After self-publishing, Still Alice went on to get published by Simon & Schuster and was turned into an Academy Award-nominated movie starring Julianne Moore. Who is to say that self-publishing a book won’t eventually lead to bigger things…like an Oscar winner?
They are serious about what they are doing. There are many people out there who are great writers who don’t have a publishing deal. Many of those people have very likely crafted their books for years, were involved in writing workshops or groups, or enrolled in MFA creative writing programs. Many of these people have been rejected, and self-publishing is a resource they have available to put their work out there. We have worked with many authors who spent years writing their novels, memoirs, or self-help books, and these books are self-published, well-written, well-edited, and well-designed.
In fact, some may have had a traditional publishing deal that fell through for a number of reasons. Several authors we have worked with were going the traditional publishing route until something happened: an imprint got shut down, an editor passed away, or the author disagreed with what a publisher wanted to do with a storyline.
Self-publishing was a thing before it was a thing.

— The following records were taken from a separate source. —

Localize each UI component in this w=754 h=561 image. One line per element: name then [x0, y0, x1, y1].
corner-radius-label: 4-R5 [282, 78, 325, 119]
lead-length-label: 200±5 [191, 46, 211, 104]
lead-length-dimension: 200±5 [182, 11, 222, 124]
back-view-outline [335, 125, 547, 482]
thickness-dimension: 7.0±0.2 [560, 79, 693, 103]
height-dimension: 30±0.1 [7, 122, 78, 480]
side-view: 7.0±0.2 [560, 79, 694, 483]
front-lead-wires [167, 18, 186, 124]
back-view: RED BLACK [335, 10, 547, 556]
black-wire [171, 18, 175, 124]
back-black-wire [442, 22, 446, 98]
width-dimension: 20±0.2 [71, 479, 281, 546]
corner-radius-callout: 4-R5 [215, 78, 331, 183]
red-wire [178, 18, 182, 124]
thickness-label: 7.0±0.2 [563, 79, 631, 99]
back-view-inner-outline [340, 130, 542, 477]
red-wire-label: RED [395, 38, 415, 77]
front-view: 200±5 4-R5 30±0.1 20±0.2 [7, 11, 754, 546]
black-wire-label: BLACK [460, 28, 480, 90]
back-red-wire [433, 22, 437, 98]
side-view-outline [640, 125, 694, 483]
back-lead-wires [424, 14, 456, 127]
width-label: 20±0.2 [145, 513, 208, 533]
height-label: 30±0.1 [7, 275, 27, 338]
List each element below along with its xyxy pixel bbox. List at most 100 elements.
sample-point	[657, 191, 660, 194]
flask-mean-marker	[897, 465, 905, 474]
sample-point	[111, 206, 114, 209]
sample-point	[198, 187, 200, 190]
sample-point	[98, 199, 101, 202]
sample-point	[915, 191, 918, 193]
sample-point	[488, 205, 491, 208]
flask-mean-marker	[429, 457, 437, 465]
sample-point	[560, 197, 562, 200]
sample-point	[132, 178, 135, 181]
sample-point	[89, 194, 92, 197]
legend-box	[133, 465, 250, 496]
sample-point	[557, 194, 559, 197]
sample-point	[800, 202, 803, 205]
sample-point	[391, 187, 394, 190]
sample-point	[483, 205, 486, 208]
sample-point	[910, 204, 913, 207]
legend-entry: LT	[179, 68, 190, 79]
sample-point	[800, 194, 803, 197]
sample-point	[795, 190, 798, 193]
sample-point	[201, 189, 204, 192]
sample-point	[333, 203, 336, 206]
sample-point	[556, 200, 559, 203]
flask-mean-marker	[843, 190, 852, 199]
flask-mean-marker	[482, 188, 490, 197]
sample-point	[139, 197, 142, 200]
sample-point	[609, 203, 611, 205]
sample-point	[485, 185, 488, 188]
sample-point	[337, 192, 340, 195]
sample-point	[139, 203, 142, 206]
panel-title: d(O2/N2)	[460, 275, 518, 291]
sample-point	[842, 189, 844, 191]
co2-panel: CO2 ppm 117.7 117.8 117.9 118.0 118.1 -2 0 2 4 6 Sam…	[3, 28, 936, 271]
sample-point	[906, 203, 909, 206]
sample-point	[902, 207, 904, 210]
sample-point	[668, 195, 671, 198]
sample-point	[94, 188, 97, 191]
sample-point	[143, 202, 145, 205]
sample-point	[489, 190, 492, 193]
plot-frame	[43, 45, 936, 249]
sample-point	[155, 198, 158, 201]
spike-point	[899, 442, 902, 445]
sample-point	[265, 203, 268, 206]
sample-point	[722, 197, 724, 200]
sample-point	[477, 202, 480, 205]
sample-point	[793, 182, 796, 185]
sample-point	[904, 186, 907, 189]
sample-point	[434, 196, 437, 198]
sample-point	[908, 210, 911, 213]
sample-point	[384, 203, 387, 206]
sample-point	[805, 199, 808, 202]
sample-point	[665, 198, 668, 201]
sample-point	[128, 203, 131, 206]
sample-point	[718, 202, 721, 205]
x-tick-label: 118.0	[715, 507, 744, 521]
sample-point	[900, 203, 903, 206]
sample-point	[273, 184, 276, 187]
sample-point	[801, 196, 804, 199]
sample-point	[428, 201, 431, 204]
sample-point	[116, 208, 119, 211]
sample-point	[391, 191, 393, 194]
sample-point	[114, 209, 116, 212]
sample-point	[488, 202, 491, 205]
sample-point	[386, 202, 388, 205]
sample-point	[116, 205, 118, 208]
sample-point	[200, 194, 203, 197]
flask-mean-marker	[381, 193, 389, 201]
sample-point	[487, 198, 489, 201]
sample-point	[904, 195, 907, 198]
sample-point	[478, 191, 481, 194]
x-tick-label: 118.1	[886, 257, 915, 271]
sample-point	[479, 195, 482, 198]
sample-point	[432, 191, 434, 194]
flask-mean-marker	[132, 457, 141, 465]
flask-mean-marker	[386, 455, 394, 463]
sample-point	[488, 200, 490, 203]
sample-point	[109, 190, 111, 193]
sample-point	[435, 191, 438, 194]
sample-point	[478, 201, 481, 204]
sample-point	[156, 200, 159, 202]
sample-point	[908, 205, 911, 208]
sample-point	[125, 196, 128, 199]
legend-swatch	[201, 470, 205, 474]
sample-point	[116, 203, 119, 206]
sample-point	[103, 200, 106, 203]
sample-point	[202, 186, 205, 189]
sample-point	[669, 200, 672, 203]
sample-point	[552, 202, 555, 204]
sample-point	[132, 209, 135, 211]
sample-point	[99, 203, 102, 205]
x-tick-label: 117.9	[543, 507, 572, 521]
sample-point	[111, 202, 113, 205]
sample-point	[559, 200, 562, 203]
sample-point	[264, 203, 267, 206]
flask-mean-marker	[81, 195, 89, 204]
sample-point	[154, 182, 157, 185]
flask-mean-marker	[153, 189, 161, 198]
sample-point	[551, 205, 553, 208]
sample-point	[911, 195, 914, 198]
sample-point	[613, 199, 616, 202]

Authors like Benjamin Franklin, Jane Austen, and Walt Whitman had at some point self-published their novels, according to this Poets & Writers article. In the tradition of literature, self-publishing has been a route people have taken for hundreds of years – but with Amazon, print-on-demand, and other resources, it’s had a bigger boon than ever.
Whether you are a traditional or self-published author, writing is hard work. It’s also an art, and it’s up to the author to ultimately decide which way they’d like to display that art.
If you are a writer who has taken or is considering the self-publishing route, do not be discouraged by negative comments. Continue writing, honing your craft, editing your work, and proudly displaying your art—because you wrote a book, and that in itself is a feat!